Prepare Central Asia: Urban Earthquake Preparedness Initiative
Central Asia faces an extremely high risk for devastating earthquakes; seismologists in the region predict a high likelihood of a severe earthquake affecting population centers like Almaty, Kazakhstan, within the next 15 years. In partnership with local Red Crescent partners in Kazakhstan and Turkmenistan, the American Red Cross is helping reduce the impact of future disasters on vulnerable people in Central Asia. The program is helping prepare residents to survive and recover following a catastrophic earthquake through activities such as enhancing the ability of local Red Crescent partners to build networks with government and civil society, implementing community-based trainings, and organizing community-wide events for disseminating valuable preparedness information, with the aim of ensuring that at least one member of every household will have a basic level of preparedness for an earthquake. These activities all help to reduce the vulnerability of people living in Central Asia and increase the ability of local Red Crescent partners to respond when disaster strikes. A total of 20,000 people across the region are expected to benefit from this program.
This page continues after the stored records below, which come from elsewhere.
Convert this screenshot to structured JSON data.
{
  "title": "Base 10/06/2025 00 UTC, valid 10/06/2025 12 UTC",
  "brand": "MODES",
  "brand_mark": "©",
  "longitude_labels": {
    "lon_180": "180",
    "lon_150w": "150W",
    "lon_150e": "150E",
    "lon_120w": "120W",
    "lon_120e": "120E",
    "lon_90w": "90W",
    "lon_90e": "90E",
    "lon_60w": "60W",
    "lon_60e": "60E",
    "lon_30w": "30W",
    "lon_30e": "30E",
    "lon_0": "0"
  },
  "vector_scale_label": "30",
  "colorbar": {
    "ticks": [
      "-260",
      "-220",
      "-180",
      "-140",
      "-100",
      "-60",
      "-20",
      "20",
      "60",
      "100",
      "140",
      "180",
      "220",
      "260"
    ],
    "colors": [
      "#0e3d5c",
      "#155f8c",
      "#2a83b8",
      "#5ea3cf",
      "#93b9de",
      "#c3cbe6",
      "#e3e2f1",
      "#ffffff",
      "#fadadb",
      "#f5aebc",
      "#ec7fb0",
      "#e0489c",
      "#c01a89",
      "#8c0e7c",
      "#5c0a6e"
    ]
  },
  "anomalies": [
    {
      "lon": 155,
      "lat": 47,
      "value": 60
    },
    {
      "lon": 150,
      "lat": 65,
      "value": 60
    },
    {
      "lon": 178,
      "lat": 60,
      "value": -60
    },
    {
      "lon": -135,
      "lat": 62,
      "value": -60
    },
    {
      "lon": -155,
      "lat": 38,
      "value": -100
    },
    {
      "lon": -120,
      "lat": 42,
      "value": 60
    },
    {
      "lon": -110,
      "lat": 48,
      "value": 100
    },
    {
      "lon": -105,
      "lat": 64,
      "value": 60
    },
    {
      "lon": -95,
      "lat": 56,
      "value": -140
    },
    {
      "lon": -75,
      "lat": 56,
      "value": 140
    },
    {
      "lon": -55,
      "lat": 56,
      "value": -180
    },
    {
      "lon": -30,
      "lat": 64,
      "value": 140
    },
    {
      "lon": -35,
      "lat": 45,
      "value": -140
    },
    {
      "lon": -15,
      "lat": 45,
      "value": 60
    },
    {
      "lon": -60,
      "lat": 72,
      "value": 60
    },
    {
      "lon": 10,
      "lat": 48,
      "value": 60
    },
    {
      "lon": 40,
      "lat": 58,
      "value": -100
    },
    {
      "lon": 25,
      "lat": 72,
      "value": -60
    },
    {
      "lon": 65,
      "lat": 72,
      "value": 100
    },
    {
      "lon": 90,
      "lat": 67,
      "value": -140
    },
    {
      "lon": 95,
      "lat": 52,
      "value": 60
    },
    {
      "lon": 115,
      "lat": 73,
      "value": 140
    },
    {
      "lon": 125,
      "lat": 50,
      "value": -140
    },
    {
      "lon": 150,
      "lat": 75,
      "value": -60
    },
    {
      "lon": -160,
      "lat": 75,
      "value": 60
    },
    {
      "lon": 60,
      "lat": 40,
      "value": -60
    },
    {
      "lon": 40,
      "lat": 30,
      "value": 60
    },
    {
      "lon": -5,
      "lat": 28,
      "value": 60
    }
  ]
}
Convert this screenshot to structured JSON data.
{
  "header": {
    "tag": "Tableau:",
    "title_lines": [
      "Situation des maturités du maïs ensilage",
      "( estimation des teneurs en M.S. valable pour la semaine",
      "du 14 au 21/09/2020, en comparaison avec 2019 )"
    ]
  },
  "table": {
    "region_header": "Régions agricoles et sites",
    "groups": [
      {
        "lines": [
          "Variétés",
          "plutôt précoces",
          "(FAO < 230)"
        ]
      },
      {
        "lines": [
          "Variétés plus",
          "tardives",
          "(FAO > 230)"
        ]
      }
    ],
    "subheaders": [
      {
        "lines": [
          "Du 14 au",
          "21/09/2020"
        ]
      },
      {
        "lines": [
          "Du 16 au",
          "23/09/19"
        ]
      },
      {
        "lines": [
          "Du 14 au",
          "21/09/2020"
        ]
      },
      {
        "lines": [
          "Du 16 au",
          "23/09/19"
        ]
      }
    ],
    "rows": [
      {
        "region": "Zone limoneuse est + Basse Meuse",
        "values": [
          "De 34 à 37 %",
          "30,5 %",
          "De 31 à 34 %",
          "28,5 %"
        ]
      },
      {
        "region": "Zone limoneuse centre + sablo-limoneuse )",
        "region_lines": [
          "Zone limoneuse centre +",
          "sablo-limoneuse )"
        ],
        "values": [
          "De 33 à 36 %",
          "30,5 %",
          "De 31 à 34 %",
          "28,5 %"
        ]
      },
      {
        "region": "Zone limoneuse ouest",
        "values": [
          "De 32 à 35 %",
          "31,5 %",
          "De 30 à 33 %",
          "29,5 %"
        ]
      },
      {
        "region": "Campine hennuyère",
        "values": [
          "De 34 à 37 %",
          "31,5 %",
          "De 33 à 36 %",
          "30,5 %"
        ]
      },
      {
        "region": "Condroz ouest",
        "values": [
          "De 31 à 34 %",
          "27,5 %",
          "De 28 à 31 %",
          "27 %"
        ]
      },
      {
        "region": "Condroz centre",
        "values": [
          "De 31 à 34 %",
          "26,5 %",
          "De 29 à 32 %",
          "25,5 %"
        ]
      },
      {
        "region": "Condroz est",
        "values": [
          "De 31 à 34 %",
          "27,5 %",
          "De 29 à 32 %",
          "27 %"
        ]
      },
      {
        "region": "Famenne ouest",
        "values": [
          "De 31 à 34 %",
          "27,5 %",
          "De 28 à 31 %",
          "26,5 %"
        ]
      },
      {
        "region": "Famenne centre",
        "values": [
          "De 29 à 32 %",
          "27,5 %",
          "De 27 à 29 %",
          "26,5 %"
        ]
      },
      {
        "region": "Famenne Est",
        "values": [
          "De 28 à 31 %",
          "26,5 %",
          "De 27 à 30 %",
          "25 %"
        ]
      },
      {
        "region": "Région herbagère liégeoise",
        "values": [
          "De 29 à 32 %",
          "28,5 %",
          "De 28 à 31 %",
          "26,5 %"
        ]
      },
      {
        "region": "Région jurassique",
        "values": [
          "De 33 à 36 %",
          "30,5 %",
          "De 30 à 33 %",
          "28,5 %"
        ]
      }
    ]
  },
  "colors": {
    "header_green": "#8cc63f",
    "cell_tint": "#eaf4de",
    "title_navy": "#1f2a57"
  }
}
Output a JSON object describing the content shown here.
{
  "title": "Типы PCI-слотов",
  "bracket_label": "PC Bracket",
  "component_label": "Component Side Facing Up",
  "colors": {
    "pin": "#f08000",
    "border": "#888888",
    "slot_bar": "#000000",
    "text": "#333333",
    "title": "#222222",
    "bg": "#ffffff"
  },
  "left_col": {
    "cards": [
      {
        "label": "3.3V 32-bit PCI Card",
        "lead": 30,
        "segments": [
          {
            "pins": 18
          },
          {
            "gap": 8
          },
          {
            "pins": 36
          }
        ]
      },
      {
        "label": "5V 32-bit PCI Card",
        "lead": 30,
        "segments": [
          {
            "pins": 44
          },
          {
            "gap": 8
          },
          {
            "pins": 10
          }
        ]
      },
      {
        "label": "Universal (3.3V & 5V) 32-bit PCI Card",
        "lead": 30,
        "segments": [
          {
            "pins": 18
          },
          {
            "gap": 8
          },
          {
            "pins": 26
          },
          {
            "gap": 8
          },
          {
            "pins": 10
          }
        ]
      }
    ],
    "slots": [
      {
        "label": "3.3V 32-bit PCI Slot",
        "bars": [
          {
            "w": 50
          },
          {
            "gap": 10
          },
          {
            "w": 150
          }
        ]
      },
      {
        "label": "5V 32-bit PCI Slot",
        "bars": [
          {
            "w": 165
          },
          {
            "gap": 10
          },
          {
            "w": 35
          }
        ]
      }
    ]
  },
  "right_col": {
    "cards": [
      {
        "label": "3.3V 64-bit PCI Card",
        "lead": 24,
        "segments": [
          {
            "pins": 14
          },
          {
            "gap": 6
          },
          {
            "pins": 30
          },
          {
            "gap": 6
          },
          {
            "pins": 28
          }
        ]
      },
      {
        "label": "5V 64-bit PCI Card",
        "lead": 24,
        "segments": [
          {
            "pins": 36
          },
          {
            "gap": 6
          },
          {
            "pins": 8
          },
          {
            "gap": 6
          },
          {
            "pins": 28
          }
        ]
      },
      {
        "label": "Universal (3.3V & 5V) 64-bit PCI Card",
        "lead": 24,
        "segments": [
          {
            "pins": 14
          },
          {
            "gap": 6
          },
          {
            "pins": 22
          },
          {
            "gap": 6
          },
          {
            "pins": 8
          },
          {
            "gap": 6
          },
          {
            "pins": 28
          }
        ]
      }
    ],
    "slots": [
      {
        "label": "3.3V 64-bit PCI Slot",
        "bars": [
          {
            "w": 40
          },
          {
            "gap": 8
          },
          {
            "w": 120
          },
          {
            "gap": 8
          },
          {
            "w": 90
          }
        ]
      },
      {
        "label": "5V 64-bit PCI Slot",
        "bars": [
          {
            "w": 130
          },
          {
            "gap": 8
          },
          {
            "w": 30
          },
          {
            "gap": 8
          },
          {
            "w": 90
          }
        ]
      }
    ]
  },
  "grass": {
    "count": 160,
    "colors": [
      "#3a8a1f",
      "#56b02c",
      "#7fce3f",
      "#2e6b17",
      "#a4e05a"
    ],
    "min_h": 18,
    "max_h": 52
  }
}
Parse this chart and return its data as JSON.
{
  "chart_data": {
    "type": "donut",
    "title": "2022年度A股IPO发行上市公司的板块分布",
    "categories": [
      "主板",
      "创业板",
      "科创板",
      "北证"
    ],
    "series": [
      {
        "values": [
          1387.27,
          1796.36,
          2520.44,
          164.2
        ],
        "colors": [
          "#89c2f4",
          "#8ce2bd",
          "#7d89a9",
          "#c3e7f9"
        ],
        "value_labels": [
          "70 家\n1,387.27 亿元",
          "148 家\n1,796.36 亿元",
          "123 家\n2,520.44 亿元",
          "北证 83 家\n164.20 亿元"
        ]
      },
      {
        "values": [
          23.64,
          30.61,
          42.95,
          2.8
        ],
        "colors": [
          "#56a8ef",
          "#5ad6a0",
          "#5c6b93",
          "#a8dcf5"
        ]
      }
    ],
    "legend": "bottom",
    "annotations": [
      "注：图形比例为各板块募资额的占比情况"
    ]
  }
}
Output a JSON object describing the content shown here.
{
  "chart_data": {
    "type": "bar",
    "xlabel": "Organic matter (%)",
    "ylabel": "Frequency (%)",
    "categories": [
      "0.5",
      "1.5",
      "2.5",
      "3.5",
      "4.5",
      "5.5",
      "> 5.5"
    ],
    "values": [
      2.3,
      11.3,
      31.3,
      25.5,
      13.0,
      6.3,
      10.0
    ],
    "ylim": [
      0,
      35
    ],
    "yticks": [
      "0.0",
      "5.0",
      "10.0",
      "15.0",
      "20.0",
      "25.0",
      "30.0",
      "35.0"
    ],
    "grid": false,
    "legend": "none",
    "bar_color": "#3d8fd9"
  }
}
Regional Health Initiative
Starting in 2003, the American Red Cross partnered with the Russian Red Cross to provide comprehensive support services to people living with HIV in eastern Siberia’s Irkutsk region. Since then, the program has been replicated and expanded to additional project sites across Russia and other countries in Eurasia: Armenia, Belarus, Kazakhstan and Ukraine. In the region with the fastest growing HIV epidemic in the world, the Regional Health Initiative program activities are tailored to meet specific needs and priorities in the various countries. American Red Cross’ approach is to work with the local Red Cross or Red Crescent in these countries to increase access to health information and medical care for HIV-positive people; improve HIV-related knowledge, attitudes and behaviors in high risk populations (e.g. disseminating safe sex messages, providing condoms to sexually active individuals); and reduce stigma so that people can have frank discussions about how to prevent the spread of the disease. This regional program aims to benefit more than 151,600 people across all five countries.